My ideal relationship would be more aptly described as a series of interconnectivities between individuals, of which I would be one.
In this relationship is everyone that I love to some extent, and for each of these people from their own perception is everyone they love. I envision it like little gossamer tendrils of energy attaching me to those I think about and love. Some strands are brighter and stronger than others but each is a living thing that can be nurtured to a healthier state or neglected until it withers and dies.

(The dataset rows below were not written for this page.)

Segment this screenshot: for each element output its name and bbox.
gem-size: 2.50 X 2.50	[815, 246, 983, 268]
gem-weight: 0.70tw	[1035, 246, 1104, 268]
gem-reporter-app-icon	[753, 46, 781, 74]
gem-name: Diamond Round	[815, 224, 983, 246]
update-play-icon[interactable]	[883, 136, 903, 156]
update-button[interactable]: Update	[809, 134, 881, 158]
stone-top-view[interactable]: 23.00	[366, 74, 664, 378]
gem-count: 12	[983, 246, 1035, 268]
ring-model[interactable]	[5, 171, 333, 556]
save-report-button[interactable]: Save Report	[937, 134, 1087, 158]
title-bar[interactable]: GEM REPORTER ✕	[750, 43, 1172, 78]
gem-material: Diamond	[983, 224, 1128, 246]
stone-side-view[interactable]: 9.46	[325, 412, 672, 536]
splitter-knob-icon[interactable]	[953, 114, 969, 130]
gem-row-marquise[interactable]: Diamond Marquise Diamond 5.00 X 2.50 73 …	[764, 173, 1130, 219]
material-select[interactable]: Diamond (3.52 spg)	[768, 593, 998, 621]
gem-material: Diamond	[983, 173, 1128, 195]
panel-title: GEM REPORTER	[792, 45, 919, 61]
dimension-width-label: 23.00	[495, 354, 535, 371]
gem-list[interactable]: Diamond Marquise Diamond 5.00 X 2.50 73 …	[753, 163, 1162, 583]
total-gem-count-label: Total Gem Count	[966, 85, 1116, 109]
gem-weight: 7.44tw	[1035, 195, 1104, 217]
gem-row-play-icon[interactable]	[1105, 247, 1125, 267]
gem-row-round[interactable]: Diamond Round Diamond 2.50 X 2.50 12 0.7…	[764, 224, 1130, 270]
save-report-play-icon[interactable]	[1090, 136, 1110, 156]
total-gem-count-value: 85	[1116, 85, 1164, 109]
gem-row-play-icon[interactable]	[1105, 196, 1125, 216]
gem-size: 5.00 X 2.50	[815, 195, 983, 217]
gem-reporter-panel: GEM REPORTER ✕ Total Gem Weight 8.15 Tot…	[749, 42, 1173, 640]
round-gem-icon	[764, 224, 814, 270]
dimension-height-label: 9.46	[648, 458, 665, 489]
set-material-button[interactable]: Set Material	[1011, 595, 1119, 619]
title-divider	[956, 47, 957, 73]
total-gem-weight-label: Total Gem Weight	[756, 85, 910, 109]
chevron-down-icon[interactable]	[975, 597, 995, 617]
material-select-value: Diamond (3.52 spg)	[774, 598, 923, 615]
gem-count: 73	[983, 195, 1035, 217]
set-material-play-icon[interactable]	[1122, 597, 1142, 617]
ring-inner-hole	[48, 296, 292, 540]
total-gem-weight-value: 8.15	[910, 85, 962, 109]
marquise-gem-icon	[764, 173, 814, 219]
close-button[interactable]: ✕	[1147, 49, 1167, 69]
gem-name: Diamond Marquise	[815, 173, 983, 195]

I would have my lovers, and in turn they would have their own. Ideally, I would want the abcense of one of my lovers to be filled by another, or perhaps there would be times when I choose to be alone and they would occupy themselves with other lovers or activities. I hope to be like the river, if a stone is removed, the space is filled. If a stone is added, the space is respected and flowed around. Strong and flowing love, flexible, patient and quietly constant no matter the circumstances.
I like to think I'm practicing this now, trying to love those around me constantly, but being respectful in my interactions with them, not pushing into their space by forcing them to accept my love. Rather it is a thing that is there if/when they choose it, and it is there but not invasive if they choose to turn to other things/people.
That is who I hope to be in the relationship. Whom I hope to be in the situation is not specific other than the people I already love. Their characteristics are varied. The main thing I would like to see is me NOT causing them a bunch of pain and anguish because that has been my main problem in the past. Because I pretty much never find poly girls to be with, they are always mono and I tell them how I am and I've had someone point out that the formula usually goes they are okay with it at first, until they actually start to care about me more deeply then they want me "all to themselves".
So I guess who they are in the ideal relationship is less possessive or whatever it is that they are experiencing that causes such frustrated desires. I would like to have partners who accept that I may want to be somewhere else or with someone else at times.